On the morning of Sept. 19, Abe wrote on Twitter that he’d “informed the spirits that [he’d] resigned as prime minister on Sept. 16” and posted a picture of him walking through the grounds of the shrine, in Tokyo’s Chiyoda Ward. He also wrote “Shinzo Abe, former prime minister,” on the visitor’s log at the shrine.

This was the first time Abe had visited Yasukuni Shrine in six years and eight months, since December 2013. Abe hadn’t visited the shrine during his first term as prime minister; the previous prime minister to pay his respects at the shrine while in office was Junichiro Koizumi, seven years earlier.

As a facility that venerates the spirits of those who died in the various wars waged by Japan in the early modern era, Yasukuni Shrine played a considerable role in Japan’s militarism. Close to 2.5 million people are currently enshrined there, including 14 individuals classified as Class A war criminals after World War II. Koreans who were drafted to fight or work in the Japanese military are also inscribed on the shrine’s list of names.

A visit to Yasukuni Shrine by the Japanese prime minister arouses sharp criticism from Japan’s neighbors. When Abe visited the shrine in 2013, South Korea and China were vocal in their criticism, while the US and the EU also issued statements expressing “disappointment” and “regret.”

Following that incident, Abe refrained from personally visiting Yasukuni Shrine. Instead, Abe sent an offering under the name “Shinzo Abe, head of the Liberal Democratic Party,” to ceremonies each spring and fall and on Aug. 15, when Japan commemorates the end of World War II.

Abe may no longer be the sitting prime minister, but he remains a lawmaker in the Diet and still wields immense political influence even after resigning his premiership following a relapse of ulcerative colitis, a chronic condition. In an interview with Japanese newspaper the Yomiuri Shimbun on Sept. 18, Abe hinted that he would like to serve as a special diplomatic envoy under the administration of Yoshihide Suga, the new prime minister.

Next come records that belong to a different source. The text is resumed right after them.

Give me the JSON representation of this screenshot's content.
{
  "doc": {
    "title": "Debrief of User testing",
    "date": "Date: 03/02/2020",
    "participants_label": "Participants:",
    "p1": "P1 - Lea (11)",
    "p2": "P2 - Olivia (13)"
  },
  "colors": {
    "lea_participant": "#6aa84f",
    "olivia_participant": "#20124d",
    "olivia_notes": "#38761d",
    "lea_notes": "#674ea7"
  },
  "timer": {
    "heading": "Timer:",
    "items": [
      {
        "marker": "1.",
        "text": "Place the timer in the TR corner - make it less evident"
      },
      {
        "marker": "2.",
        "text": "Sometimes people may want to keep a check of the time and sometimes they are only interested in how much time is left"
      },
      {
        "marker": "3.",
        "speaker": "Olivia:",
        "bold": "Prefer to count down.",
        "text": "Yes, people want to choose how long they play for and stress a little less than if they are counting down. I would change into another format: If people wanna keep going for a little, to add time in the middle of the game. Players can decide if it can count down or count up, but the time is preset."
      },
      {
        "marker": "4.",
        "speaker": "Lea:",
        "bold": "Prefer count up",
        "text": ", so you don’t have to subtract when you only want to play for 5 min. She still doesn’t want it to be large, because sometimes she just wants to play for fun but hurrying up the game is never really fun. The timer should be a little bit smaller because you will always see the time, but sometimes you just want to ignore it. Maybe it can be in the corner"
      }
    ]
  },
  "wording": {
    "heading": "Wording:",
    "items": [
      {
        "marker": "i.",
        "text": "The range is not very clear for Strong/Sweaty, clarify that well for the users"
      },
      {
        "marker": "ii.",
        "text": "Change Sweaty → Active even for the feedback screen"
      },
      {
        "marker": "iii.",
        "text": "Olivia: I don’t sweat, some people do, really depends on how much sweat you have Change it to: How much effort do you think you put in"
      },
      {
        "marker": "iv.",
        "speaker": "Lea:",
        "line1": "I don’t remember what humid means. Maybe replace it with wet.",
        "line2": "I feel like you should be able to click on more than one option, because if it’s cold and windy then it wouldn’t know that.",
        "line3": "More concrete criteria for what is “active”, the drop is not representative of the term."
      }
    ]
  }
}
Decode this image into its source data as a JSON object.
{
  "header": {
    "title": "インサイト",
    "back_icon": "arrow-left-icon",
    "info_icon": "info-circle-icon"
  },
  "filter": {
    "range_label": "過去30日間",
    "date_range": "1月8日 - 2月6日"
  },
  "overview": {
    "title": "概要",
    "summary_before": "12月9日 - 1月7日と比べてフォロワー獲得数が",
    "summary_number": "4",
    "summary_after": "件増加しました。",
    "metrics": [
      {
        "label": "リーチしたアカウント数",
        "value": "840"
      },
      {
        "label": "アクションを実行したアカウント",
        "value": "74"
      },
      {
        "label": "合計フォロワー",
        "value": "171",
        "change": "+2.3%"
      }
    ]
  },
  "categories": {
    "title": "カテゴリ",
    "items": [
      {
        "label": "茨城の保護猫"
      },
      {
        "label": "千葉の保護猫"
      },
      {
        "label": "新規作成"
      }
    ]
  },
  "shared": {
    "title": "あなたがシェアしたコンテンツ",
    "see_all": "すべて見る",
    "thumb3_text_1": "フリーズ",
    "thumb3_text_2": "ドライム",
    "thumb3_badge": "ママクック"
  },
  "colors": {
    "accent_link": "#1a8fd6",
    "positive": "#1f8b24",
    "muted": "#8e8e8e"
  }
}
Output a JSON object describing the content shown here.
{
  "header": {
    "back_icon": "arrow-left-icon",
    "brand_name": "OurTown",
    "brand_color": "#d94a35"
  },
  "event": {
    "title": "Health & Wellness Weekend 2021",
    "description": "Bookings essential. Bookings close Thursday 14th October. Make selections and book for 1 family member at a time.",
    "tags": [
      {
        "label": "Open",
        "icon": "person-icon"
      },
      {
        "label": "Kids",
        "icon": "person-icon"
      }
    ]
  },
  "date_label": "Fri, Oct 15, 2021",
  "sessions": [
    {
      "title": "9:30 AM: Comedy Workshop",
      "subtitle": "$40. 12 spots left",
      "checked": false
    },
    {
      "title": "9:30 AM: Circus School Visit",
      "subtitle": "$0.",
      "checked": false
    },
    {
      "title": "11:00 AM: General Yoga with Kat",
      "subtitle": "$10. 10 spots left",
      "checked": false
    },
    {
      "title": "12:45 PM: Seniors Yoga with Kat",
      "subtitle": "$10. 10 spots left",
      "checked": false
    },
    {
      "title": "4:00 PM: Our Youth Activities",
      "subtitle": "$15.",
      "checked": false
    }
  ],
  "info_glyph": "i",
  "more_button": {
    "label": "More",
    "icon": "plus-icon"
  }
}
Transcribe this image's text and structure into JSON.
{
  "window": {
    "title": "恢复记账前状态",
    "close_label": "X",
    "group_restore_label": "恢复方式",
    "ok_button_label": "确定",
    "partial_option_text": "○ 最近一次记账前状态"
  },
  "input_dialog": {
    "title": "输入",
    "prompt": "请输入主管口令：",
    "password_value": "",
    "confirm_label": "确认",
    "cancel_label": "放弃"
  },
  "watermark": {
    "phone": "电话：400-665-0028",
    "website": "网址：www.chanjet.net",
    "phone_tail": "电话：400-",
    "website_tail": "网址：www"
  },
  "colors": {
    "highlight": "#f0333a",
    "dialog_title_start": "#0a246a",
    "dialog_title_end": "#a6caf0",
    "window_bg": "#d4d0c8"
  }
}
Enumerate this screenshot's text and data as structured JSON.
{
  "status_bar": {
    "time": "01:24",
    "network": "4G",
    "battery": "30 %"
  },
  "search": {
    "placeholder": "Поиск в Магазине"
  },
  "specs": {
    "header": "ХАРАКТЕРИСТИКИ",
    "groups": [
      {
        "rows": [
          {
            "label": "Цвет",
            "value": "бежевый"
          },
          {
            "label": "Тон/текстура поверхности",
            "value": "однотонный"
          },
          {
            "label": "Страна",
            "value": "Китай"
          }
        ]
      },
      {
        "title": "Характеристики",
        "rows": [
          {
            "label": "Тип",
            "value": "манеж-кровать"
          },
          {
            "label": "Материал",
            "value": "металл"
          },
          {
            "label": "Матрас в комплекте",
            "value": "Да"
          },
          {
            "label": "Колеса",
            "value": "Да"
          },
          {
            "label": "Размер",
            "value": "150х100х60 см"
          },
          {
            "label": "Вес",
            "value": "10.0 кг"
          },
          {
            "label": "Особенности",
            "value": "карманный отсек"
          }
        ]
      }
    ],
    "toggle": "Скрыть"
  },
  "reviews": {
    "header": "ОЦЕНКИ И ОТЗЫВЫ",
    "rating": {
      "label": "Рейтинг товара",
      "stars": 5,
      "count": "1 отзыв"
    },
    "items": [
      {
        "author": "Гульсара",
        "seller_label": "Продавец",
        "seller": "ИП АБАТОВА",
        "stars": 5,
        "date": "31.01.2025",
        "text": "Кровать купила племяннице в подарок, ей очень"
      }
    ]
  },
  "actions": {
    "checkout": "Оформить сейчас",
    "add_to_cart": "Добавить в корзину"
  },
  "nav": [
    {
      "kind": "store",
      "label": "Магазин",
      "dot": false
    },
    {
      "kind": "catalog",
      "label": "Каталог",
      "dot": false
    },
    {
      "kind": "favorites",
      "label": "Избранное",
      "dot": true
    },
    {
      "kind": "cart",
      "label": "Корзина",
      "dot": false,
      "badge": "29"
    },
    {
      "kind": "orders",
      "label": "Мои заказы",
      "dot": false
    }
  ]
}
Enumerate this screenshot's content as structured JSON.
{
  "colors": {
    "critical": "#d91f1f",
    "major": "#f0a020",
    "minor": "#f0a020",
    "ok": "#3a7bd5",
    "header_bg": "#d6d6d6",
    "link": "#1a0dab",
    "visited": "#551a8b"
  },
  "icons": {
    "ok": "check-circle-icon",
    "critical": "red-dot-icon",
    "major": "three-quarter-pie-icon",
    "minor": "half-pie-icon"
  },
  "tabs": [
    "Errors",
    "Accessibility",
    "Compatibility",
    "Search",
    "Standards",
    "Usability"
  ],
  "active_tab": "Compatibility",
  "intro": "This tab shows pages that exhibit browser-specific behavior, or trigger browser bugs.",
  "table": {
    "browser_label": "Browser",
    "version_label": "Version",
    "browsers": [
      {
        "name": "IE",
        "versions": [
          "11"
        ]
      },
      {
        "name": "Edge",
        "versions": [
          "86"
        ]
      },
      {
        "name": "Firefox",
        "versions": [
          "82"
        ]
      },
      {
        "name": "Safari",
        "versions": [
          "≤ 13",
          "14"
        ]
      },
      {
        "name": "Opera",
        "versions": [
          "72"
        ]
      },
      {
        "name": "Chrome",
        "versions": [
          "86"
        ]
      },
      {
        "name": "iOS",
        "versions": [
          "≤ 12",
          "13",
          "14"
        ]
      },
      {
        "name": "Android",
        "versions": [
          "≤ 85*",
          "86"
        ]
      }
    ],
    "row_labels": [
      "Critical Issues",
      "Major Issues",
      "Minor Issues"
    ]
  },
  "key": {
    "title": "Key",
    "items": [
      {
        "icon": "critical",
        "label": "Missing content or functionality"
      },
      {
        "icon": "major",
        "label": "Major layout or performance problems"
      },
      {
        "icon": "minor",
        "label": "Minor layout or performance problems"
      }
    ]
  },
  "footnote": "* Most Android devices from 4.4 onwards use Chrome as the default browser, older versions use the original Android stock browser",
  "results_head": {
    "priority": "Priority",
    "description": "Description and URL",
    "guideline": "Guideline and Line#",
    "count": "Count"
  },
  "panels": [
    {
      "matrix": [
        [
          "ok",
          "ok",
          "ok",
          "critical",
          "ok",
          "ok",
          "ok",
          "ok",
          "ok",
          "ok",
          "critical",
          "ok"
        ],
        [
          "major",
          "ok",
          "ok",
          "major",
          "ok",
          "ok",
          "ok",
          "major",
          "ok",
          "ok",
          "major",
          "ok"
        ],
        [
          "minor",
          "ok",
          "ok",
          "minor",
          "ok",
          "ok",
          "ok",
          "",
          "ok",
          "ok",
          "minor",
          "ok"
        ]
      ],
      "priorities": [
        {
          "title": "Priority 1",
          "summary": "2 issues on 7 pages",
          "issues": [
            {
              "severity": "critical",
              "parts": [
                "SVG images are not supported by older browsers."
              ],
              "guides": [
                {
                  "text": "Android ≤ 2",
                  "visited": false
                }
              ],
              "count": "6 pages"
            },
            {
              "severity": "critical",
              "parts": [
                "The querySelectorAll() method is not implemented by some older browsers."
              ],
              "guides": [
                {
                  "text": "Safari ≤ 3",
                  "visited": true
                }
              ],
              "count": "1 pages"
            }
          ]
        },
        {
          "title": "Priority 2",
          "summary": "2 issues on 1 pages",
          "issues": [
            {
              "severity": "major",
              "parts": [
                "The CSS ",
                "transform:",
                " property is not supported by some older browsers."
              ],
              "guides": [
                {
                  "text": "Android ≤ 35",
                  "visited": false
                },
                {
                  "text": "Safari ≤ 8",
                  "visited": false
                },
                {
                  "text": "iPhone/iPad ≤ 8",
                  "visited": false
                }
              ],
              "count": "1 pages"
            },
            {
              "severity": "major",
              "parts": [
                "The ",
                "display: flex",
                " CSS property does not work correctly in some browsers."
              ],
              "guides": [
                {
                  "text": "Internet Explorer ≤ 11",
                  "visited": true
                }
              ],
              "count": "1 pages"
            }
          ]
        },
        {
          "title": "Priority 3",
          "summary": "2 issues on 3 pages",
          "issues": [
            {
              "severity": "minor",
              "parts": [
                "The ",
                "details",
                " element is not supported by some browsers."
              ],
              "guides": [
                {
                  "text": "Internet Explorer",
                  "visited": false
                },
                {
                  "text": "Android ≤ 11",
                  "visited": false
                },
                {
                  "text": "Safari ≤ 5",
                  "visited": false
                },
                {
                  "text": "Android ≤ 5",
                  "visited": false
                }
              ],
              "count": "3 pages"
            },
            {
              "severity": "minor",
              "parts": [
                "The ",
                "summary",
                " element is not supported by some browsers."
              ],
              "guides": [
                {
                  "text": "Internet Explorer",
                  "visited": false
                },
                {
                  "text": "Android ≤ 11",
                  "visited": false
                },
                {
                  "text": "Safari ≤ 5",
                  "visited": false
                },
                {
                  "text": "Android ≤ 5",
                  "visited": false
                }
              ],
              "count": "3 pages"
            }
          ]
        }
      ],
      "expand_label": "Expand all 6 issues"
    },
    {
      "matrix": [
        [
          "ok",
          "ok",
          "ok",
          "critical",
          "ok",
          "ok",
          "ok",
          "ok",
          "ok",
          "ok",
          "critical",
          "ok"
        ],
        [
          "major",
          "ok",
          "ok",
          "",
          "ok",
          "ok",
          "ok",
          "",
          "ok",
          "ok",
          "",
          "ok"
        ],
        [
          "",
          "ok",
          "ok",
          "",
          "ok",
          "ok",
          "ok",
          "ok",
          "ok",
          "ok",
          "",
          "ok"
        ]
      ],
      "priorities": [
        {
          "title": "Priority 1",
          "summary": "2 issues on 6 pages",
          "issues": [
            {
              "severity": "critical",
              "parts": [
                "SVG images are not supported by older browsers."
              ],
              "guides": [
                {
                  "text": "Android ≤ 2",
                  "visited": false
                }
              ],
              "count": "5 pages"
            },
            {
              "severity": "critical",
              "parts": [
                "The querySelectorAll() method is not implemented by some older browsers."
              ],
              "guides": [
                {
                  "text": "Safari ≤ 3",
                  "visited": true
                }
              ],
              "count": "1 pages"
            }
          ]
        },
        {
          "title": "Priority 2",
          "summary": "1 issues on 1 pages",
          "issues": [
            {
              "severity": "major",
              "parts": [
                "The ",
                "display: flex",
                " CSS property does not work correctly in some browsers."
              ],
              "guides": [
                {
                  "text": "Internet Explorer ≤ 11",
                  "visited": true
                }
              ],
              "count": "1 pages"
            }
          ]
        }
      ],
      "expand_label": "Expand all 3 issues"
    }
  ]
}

Seiichi Eto, a right-wing figure who served as Minister of State for Okinawa and Northern Territories Affairs during Abe’s second premiership, described Abe’s visit to Yasukuni Shrine on Sunday as being “a very sober and splendid decision.” Eto is the person who told South Korean lawmakers who visited Japan in August 2019 that he’d only “been to Korea once” despite being 71 years old and that “a lot of Japanese use to go to Korea to visit the prostitutes there” but that he hadn’t gone because he “didn’t like that kind of thing.”

Fumio Kishida, head of the Liberal Democratic Party’s Policy Research Council, defended Abe’s decision to visit the shrine as being a “matter of the heart” and said it “shouldn’t be treated as a diplomatic issue.”

“The government expresses its deep concern and regret for the fact that Shinzo Abe paid his respects at the Yasukuni Shrine, a symbol of efforts to whitewash Japan’s colonial looting and wars of aggression, so soon after stepping down as prime minister,” South Korea’s Ministry of Foreign Affairs said on Sept. 19.